He Ate It
When we married, Brad and I made a pact that we would not go to bed angry at each other. Whatever problem presented itself we would work it out, or agree to disagree, but we would not sleep until one or the other occurred. This, of course, meant we would be tested.
I fumed. How could he eat it ALL? I mean every-crumb-the-dish-is-empty kind of consumption.
On our honeymoon, after we’d been married a total of 18 hours, he ate an entire cheesecake. We were on a cruise where food is readily available 24/7 and everything is HUGE. Shrimp the size of baseballs. Cheesecakes the size of dining room tables. Life-size, gorgeous ice sculptures (not for eating).
My new husband, a splendidly muscular 6’7” guy, ate an entire cheesecake. After he’d consumed about half of the cake, I couldn’t believe he was going back for more. I mean, this guy, MY guy, was ripped. No fat on him. Young and fit, this former Texas Tech basketball player could easily down some calories. But… my God, more cheesecake? Should I say something?
I smiled, and whispered, “Wow, aren’t you getting full?”
He replied that he was getting full, but it was so tasty. And he wanted to get his money’s worth on this trip. NOTE: He had a history of being kicked out of all-you-can-eat buffets in his basketball days.
On the way back to our room, he mentioned that he didn’t feel very good. Really??? You don’t say. Among other delicacies on the Midnight Viking Buffet YOU JUST ATE AN ENTIRE CHEESECAKE BETWEEN 12-1 AM!
Then, he barfed it. In the middle of the night, in the trash can of our tiny cabin.
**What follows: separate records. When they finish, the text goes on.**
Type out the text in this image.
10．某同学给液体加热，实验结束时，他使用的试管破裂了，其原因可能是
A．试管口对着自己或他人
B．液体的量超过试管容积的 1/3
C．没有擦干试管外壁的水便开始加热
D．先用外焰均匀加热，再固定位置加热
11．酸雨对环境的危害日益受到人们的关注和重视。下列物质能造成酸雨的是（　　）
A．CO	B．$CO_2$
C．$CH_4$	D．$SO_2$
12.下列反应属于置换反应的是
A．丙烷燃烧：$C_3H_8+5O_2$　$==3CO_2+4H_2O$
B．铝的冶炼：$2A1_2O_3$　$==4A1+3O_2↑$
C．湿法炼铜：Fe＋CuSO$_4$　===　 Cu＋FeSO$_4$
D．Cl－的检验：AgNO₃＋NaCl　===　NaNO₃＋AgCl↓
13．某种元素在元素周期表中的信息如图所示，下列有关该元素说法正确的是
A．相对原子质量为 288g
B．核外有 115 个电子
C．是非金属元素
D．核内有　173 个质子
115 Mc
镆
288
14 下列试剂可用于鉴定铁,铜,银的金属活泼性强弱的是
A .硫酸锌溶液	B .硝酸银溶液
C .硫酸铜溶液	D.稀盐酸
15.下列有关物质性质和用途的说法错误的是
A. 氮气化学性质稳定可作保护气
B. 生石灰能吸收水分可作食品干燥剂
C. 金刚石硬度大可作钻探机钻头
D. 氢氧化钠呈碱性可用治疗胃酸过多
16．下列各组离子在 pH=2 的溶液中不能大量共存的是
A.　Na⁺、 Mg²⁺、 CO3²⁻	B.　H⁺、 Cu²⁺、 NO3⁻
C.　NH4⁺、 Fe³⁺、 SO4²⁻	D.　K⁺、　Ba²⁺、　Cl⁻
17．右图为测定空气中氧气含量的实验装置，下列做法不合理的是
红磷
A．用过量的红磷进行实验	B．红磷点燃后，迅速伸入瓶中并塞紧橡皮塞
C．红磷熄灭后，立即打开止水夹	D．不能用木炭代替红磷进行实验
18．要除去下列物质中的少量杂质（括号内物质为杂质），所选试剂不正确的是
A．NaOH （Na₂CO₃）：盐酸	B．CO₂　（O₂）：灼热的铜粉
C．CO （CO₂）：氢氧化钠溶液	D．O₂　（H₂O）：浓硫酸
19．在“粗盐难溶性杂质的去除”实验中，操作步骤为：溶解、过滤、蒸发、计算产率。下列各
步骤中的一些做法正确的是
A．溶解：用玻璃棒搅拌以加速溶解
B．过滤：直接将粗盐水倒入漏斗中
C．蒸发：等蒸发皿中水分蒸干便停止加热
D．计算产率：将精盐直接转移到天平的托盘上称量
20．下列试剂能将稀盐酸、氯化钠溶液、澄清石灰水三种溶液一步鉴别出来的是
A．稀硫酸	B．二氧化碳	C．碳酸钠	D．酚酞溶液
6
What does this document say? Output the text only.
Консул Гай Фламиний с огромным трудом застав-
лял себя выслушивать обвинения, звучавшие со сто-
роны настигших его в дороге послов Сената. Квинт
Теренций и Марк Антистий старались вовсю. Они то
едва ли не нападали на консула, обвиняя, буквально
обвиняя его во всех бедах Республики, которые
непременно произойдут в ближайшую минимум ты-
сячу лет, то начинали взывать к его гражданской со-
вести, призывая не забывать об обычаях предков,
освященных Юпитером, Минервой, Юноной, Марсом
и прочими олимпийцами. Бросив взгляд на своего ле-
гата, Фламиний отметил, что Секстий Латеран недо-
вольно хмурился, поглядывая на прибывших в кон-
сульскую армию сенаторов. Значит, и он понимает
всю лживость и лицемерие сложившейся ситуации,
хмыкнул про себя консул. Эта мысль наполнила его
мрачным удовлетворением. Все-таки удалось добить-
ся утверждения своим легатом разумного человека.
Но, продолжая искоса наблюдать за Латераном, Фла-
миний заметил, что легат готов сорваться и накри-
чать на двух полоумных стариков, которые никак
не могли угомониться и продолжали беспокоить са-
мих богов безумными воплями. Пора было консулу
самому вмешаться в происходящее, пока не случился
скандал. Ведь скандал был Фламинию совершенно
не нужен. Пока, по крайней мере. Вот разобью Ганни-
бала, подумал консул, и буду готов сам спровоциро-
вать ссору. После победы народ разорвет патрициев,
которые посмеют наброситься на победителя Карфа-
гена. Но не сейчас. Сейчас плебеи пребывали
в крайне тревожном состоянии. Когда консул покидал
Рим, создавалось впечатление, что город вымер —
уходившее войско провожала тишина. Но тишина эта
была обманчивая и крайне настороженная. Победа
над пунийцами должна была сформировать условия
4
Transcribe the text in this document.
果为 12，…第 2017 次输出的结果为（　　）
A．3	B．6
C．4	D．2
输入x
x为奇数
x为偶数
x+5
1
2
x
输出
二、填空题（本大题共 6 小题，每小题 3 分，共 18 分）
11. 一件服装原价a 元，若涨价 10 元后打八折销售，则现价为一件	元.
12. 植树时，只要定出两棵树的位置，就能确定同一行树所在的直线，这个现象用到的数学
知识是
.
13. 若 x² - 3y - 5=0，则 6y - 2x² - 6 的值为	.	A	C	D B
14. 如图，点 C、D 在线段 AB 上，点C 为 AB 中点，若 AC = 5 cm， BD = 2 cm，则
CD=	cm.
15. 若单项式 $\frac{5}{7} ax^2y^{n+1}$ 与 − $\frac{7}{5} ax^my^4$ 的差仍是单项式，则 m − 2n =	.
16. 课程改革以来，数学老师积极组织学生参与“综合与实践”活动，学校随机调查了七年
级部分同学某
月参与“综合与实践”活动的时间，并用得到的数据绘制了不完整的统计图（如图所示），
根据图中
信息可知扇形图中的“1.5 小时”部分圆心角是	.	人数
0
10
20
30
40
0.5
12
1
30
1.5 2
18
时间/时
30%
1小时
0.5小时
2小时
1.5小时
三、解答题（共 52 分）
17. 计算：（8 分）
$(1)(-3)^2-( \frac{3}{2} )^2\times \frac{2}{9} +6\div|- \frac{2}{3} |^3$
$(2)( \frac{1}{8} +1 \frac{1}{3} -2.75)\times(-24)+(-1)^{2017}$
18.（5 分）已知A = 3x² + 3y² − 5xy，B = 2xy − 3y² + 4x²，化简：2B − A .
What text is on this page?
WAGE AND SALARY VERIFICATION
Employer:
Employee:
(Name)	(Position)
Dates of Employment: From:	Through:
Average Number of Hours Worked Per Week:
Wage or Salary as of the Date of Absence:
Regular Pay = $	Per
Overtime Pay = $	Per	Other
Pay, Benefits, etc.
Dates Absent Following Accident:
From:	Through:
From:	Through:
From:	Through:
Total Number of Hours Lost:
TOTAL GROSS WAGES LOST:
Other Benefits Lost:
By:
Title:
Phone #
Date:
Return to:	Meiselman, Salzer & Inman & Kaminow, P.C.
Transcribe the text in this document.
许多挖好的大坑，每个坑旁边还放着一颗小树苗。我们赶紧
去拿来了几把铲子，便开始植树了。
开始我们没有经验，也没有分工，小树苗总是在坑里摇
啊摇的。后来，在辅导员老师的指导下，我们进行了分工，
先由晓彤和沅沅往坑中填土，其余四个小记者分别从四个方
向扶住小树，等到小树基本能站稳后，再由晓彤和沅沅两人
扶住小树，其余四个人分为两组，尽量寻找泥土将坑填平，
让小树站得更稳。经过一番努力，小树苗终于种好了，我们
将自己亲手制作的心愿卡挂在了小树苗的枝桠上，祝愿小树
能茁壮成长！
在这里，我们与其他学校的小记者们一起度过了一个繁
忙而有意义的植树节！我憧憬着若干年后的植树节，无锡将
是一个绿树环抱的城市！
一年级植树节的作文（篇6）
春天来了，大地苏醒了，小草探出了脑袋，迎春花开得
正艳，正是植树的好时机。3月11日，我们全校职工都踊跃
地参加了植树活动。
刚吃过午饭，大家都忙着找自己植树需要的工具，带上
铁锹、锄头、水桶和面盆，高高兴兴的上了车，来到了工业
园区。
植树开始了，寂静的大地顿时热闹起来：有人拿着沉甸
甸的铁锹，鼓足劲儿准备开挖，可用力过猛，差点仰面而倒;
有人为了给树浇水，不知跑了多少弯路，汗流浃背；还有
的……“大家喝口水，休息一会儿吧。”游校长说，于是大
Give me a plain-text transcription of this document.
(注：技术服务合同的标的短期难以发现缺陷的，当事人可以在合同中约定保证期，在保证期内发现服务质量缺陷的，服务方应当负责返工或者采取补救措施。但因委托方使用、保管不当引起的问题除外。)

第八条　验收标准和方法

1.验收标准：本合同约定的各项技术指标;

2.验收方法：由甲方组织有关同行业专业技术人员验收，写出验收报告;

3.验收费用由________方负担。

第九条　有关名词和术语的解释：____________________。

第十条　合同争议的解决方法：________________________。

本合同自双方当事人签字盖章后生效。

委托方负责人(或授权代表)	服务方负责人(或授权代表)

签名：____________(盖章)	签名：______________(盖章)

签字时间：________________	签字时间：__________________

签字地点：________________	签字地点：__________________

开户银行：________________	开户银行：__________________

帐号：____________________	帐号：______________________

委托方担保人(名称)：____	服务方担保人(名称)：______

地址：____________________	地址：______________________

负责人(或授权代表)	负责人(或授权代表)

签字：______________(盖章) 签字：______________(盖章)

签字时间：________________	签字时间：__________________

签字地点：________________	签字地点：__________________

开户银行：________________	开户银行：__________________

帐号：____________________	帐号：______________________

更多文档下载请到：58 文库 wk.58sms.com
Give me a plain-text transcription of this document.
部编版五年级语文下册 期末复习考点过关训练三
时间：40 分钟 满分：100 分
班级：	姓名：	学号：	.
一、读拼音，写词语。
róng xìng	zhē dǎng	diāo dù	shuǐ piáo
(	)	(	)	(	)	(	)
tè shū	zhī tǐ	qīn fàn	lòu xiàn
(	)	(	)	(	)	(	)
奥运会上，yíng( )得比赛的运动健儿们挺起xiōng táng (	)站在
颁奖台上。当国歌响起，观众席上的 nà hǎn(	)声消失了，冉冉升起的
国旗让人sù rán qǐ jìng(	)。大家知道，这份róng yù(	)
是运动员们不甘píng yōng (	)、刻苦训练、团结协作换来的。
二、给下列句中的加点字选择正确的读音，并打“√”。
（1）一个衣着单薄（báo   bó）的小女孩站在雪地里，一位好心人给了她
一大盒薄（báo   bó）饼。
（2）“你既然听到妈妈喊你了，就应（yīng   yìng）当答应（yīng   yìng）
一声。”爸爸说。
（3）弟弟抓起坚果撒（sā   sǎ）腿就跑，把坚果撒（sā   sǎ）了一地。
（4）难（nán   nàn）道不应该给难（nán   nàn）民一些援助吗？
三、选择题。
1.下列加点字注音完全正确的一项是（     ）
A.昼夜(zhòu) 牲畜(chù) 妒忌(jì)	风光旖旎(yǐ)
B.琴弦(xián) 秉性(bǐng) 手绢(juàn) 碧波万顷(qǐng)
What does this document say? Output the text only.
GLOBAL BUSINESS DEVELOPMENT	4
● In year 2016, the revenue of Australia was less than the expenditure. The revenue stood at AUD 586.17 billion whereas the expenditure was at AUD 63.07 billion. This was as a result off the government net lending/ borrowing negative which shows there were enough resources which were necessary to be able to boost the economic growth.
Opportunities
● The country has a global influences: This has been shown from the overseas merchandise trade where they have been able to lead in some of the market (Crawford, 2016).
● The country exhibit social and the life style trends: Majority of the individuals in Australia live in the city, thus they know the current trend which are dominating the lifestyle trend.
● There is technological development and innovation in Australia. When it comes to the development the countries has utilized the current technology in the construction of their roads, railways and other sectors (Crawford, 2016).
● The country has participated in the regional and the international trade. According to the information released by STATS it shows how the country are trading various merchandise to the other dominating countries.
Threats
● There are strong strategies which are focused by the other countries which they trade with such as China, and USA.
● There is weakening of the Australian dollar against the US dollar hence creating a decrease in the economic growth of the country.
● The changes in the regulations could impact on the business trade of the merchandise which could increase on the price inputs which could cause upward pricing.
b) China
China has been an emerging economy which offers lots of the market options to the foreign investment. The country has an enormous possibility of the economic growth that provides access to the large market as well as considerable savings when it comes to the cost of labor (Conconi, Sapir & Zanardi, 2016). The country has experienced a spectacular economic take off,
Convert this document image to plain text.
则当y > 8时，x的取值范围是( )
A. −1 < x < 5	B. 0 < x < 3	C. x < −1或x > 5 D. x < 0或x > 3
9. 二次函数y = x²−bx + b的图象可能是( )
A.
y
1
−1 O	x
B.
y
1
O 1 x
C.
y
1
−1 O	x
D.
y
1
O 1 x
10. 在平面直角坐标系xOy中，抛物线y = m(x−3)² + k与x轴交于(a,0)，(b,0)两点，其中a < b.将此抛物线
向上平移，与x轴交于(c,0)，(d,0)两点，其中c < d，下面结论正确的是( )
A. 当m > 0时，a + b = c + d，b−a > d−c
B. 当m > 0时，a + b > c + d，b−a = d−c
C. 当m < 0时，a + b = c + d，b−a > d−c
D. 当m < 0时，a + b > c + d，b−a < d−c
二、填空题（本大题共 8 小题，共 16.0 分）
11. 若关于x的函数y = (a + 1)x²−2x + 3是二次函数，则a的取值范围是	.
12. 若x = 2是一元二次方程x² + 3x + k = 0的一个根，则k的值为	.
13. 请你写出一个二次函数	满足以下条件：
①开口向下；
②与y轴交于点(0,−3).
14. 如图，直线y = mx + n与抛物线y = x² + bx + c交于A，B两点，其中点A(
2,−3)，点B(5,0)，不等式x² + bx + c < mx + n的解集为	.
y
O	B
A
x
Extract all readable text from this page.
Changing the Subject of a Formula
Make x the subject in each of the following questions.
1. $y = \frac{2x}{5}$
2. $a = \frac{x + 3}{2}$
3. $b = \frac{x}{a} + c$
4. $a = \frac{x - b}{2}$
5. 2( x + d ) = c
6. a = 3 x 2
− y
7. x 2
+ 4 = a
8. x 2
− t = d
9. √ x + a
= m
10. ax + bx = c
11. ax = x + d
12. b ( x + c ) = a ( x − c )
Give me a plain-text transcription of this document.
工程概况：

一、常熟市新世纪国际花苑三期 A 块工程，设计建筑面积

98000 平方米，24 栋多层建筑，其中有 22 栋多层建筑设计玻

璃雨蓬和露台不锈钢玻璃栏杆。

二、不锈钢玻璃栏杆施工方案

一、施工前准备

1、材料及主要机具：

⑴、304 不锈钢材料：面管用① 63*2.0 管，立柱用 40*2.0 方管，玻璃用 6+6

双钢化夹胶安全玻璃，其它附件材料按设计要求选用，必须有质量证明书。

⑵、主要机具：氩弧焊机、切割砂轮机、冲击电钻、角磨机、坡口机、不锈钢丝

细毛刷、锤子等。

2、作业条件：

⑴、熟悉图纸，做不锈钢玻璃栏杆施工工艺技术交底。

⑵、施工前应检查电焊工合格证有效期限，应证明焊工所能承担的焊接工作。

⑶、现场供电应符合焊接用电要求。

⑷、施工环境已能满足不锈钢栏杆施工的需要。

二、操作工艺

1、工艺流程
We were waaaaay down deep in the ship, where people on the Titanic died without ever smelling fresh air.
Married 2 days.
In the morning, we discovered that Tallguy was TOO TALL to fit in the bathroom with the door closed. He looked like an octopus stuffed into a 10-gallon fish tank. Tiny room = minuscule bathroom. This was like marital hazing. Holy wow. My husband ate until he barfed, and then the other end was running away with the remainder of the poison. And there was no privacy.
Fast forward 2 years, and the entire pan of brownies that I made for us to share was empty. He feigned hunger, and I was not amused.
He noticed that the wrath of God might be a lighter sentence than what I was about to dish out, so we agreed to go to the 24-Hour Fitness down the road a few miles. We would workout, get our happy endorphins going, and resolve the issue. After an hour in the gym, I couldn’t find my husband. I asked guys to check the locker room. Nothing. A gorgeous, super-fit 6’7” guy cannot hide.
I looked out the front door to the parking lot and our Suburban was GONE! As in, not there. As in, he left me at the gym in the middle of the night.
A whole ‘notha level of wrath went through my brain. We would not sleep that night.
I walked two miles home in record time, at 2 AM in the dead of night in a major city. I thought about knocking on our locked door, but instead, I balled up my fist and BEAT on the door loud enough to wake the neighbors.
He opened it.
He wished he hadn’t.
His face changed from happy-go-lucky to… something distorted. Sheer panic. He had no idea what I was made of until that moment. Without exchanging a word, he knew that whatever he’d done had gone sideways. Into the next galaxy. He just had no idea what that was.
I grew up the 4th of five children. There was no such thing as not sharing. He was the youngest of three siblings, an eight year gap between him and the next sibling. Maybe he didn’t have to share?
He was hungry… he ate the brownies. We exercised after midnight to get the mad out and he felt better so he went home. Alone. Without me. Before leaving, he saw me on the cardio equipment, thought I wasn’t finished, irrationally thought I’d call him when I was ready, and he left me there.
This was our first MAJOR argument as a married couple. Triggered by a pan of brownies.
Fast forward 25 years.
We have two boys. The eldest is 6’1” and consumes calories like his father did back in the day. And there is crying and gnashing of teeth because they both like the insides of the brownie, not the edges. There is not enough for each of them to consume NFL-size portions.
Frowny faces. Finger pointing. And then our teenager does it in return.
I remind my still gorgeous husband that this was how he started our marriage. He consumed the entire pan of brownies. Including the edges.
Dad is still learning to share.
Now our teen smiles and says, “I ate it.”